Absolutely. That’s exactly the way we see it. In fact, a lot of the companies that we profile in The Dragonfly Effect are bridging this gap between CSR (corporate social responsibility) and creating an excellent product and doing things that make sense for their business.

One example is the way Starbucks expanded the way they thought of themselves to embrace the concept of fair trade grown beans as their sole source for coffee beans, because they extended the definition of the people who were involved in making the product. It wasn’t just the people in the stores. It wasn’t just the people in management. It was also the people who actually created the product.

Similarly, the idea that someone can make impact and think about how are they making a difference, how are they making a great product, how are they connecting with customers; it’s all about the meaning behind it. It’s the ‘Why do you do what you do? Why do you get up and go to work each day?’ It’s probably not for the paycheck. It’s for something else, something deeper that motivates you.

We encourage businesses to define that meaning and motivate others through the power of storytelling to generate the impact you speak of.

There’s a tendency in broadcasting and in radio to think of this kind of do-gooding as separate from the business itself. I’m not so sure of that. I’m thinking nowadays that the two things can be integrally related and doing good – creating social change – can reflect on the business in direct and positive ways. Do you agree?

Absolutely. I think that the concept of CSR is evolving to embrace that. It no longer make sense that a company in good times has money they set aside for good works – pet projects of the CEO – that are unrelated to the business. When the opportunity is really there to support something that the business and the employees and the customers believe in, that becomes a deeper reason for doing business with that company.

Whether or not you can see it directly offset a marketing bottom line, it certainly offsets other bottom lines. It lowers turnover and increases the likelihood that given two commodity products, the one consumers are going to choose is the one that comes closer to sharing her values.

Give me more examples of a brand that was able to make a tangible bottom line value enhancement or ROI on the basis of creating social change?

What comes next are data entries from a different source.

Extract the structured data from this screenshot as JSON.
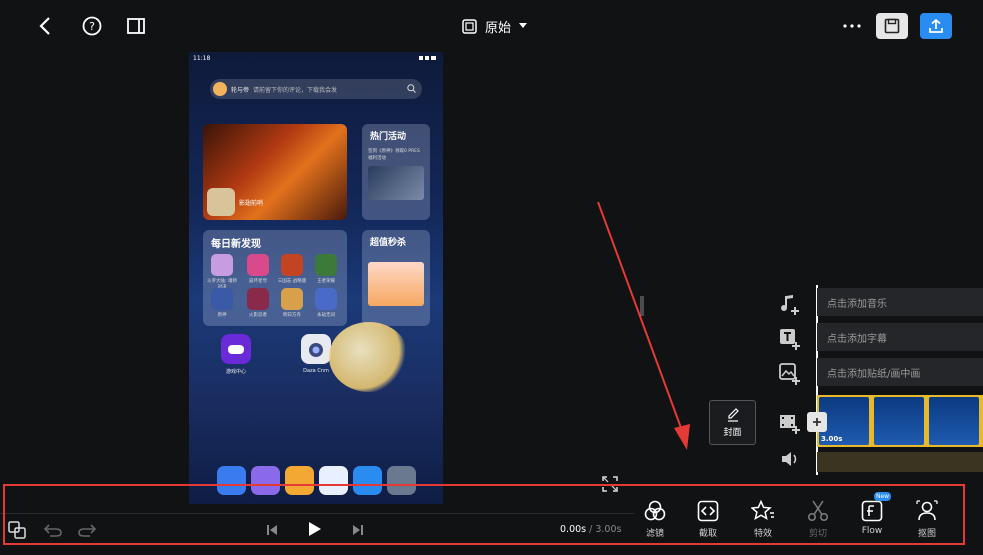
{
  "header": {
    "aspect_label": "原始"
  },
  "preview": {
    "status_time": "11:18",
    "search_user": "轮与帝",
    "search_placeholder": "请前留下你的评论，下载我会发",
    "hot_activity_title": "热门活动",
    "hot_activity_desc": "签到《原神》领取0 PRES福利活动",
    "featured_game": "影翅前哨",
    "daily_title": "每日新发现",
    "flash_sale_title": "超值秒杀",
    "daily_apps": [
      "斗罗大陆: 魂师对决",
      "崩坏星穹",
      "三国志·战略版",
      "王者荣耀",
      "原神",
      "火影忍者",
      "明日方舟",
      "永劫无间"
    ],
    "desk_app_1": "游戏中心",
    "desk_app_2": "Daza Cnm"
  },
  "timeline": {
    "add_music": "点击添加音乐",
    "add_subtitle": "点击添加字幕",
    "add_sticker": "点击添加贴纸/画中画",
    "clip_duration": "3.00s",
    "cover_label": "封面"
  },
  "playback": {
    "current_time": "0.00s",
    "separator": " / ",
    "total_time": "3.00s"
  },
  "tools": [
    {
      "label": "滤镜",
      "icon": "filter-icon"
    },
    {
      "label": "截取",
      "icon": "trim-icon"
    },
    {
      "label": "特效",
      "icon": "effects-icon"
    },
    {
      "label": "剪切",
      "icon": "scissors-icon"
    },
    {
      "label": "Flow",
      "icon": "flow-icon",
      "badge": "New"
    },
    {
      "label": "抠图",
      "icon": "cutout-icon"
    }
  ],
  "colors": {
    "accent_blue": "#2a8cf0",
    "clip_border": "#e8b92a",
    "annotation_red": "#e53935"
  }
}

Consider Coca Cola and the idea of bringing happiness into peoples’ lives. They did this project that was focused on reconnecting with youth – the Coke happiness machine. That’s about associating a product with happiness that doesn’t necessarily have a good reason to be directly associated with happiness through the use of social technology.

So there are number of worthwhile metrics besides ROI, and companies like Coke are assessing all these metrics.

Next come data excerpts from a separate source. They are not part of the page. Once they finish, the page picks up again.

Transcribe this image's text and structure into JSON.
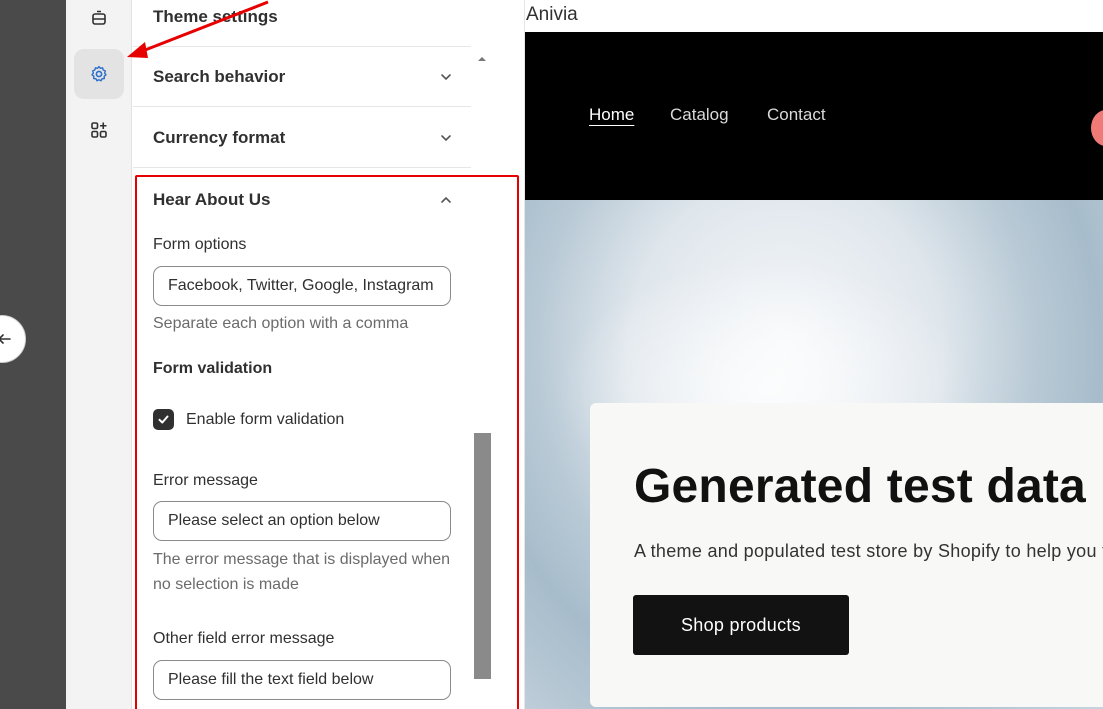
{
  "sidebar": {
    "sections": [
      {
        "title": "Theme settings"
      },
      {
        "title": "Search behavior"
      },
      {
        "title": "Currency format"
      }
    ],
    "hear_about_us": {
      "title": "Hear About Us",
      "form_options_label": "Form options",
      "form_options_value": "Facebook, Twitter, Google, Instagram",
      "form_options_help": "Separate each option with a comma",
      "form_validation_heading": "Form validation",
      "enable_validation_label": "Enable form validation",
      "enable_validation_checked": true,
      "error_message_label": "Error message",
      "error_message_value": "Please select an option below",
      "error_message_help": "The error message that is displayed when no selection is made",
      "other_error_label": "Other field error message",
      "other_error_value": "Please fill the text field below"
    }
  },
  "preview": {
    "store_name": "Anivia",
    "nav": [
      "Home",
      "Catalog",
      "Contact"
    ],
    "hero_title": "Generated test data",
    "hero_subtitle": "A theme and populated test store by Shopify to help you test commerce primitives.",
    "hero_button": "Shop products"
  },
  "colors": {
    "highlight": "#e60000",
    "header_bg": "#000000",
    "button_bg": "#121212",
    "accent_icon": "#2c6ecb"
  },
  "icons": {
    "rail": [
      "sections-icon",
      "gear-icon",
      "apps-icon"
    ],
    "chevron_collapsed": "chevron-down-icon",
    "chevron_expanded": "chevron-up-icon"
  }
}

Absolutely. In fact, I think one of the blessings and curses of our digital marketing era is that you tend to fund and focus on the things you can measure easily. So we get obsessed with hits on websites and click-throughs and “likes,” things that don’t necessarily have any true value to you as a business.

You need to go deeper than that. You need to figure out what are the long-term things that have persistent value when it comes to employee retention, customer retention, consumers’ willingness to recommend, all these things that are not easily measured in a Google Analytics framework.

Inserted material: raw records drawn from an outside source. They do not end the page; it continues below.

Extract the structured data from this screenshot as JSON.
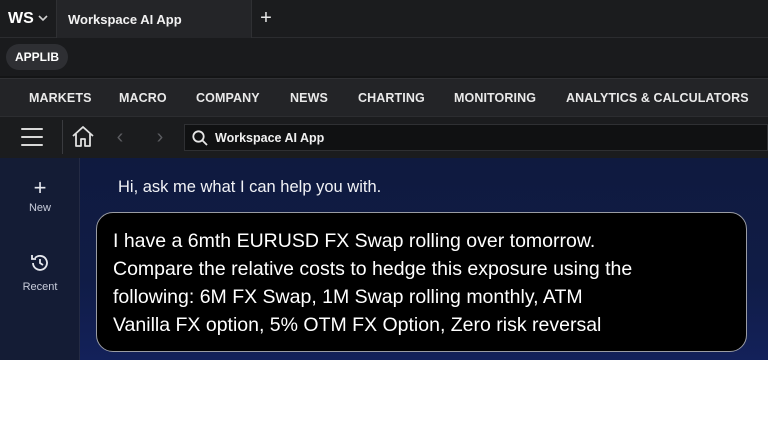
{
  "titlebar": {
    "logo": "WS",
    "tab_title": "Workspace AI App",
    "new_tab_icon": "plus-icon"
  },
  "applib": {
    "label": "APPLIB"
  },
  "menu": {
    "items": [
      "MARKETS",
      "MACRO",
      "COMPANY",
      "NEWS",
      "CHARTING",
      "MONITORING",
      "ANALYTICS & CALCULATORS"
    ]
  },
  "toolbar": {
    "search_value": "Workspace AI App"
  },
  "sidebar": {
    "new_label": "New",
    "recent_label": "Recent"
  },
  "chat": {
    "greeting": "Hi, ask me what I can help you with.",
    "user_message": "I have a 6mth EURUSD FX Swap rolling over tomorrow.\nCompare the relative costs to hedge this exposure using the\nfollowing: 6M FX Swap, 1M Swap rolling monthly, ATM\nVanilla FX option, 5% OTM FX Option, Zero risk reversal"
  },
  "colors": {
    "chrome": "#1b1c1e",
    "menu_bg": "#232427",
    "sidebar_bg": "#141c35",
    "chat_bg": "#0f1a3f",
    "bubble_bg": "#000000"
  }
}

The book is built on the metaphor of the dragonfly with four wings, and the strategy you outline in the book likewise has four wings. Can you walk through what those are and the significance of them?

The metaphor of the dragonfly is a symbol of change and rebirth, and it also relates to the fact that dragonflies are the only insect or animal that can fly or move in any direction, backwards, or even hover when all four wings are beating in concert.

The first wing of the dragonfly is one that relates to FOCUS. It requires developing a clear and simple and motivating goal that everyone can get around and figure out what it is we’re trying to achieve.

The goal has to be motivating. We can say we want to have our first billion dollar quarter, but how motivating is that? It’s a good measurable goal, but does that give you happiness?

Does the goal matter to you? Does it matter to the person who is creating the program? Does it matter to the person you’re approaching. Does it matter to everybody who would help contribute to its success?

The next thing you need to do is grab someone’s ATTENTION.

We encourage people to focus on messages that are simple and visceral and visual and match the media in which they’re communicated.

It’s about recognizing where people are coming from and figuring out how to reach them there, speaking to them as the people they are, in the situation they’re in at that time, rather than coming from where a company is or where your product is at the time.

Then you need to ENGAGE them. This really comes through storytelling.

Irritating banner ads may grab your attention but do they ever get you to do anything? Converting attention into caring or engagement is the key here. Getting together a clear, truthful, authentic story that motivates people to act and again focuses on where who are, where you are coming from, and what you believe in.

The fourth element is the critical one for doing this in the social space, and we refer to it as ENABLING ACTION.

The idea is that is that your audience wants to do more than just click to buy or volunteer or participate in some way, they want to join your campaign. They want to become part of the action, and you’re missing a huge opportunity if you don’t enable them to act.

So you have to have the right goal, grab attention, engage and tell the story that makes them care, and enable action so they can go forward and be part of your army.

That’s a great summation – focus, grab attention, engage and take action. So where should a broadcaster start?

Start with why you and the best people who work here come to work everyday. What do you believe in? What is it that makes this the place you work and this the thing you do?

Because that’s where your compass is. Start with that.

The area where we find that people really should spend the most time is in FOCUS. Because really where people lose it is that they don’t feel that their goal is worthy of any kind of commitment. Strong goals are passion projects. When you do them right, you stay up all night to make them happen.

So gather the people who are your best inside and outside and figure out why they’re involved, why do they care, and what are the problems they seek to solve? From there, the rest actually falls into place and everything from there is execution.

One of the groups we profiled said it’s important to fail as fast as you can. Always do this, or beg forgiveness rather than asking permission, and take the chance that you can actually succeed in a way that will surprise you.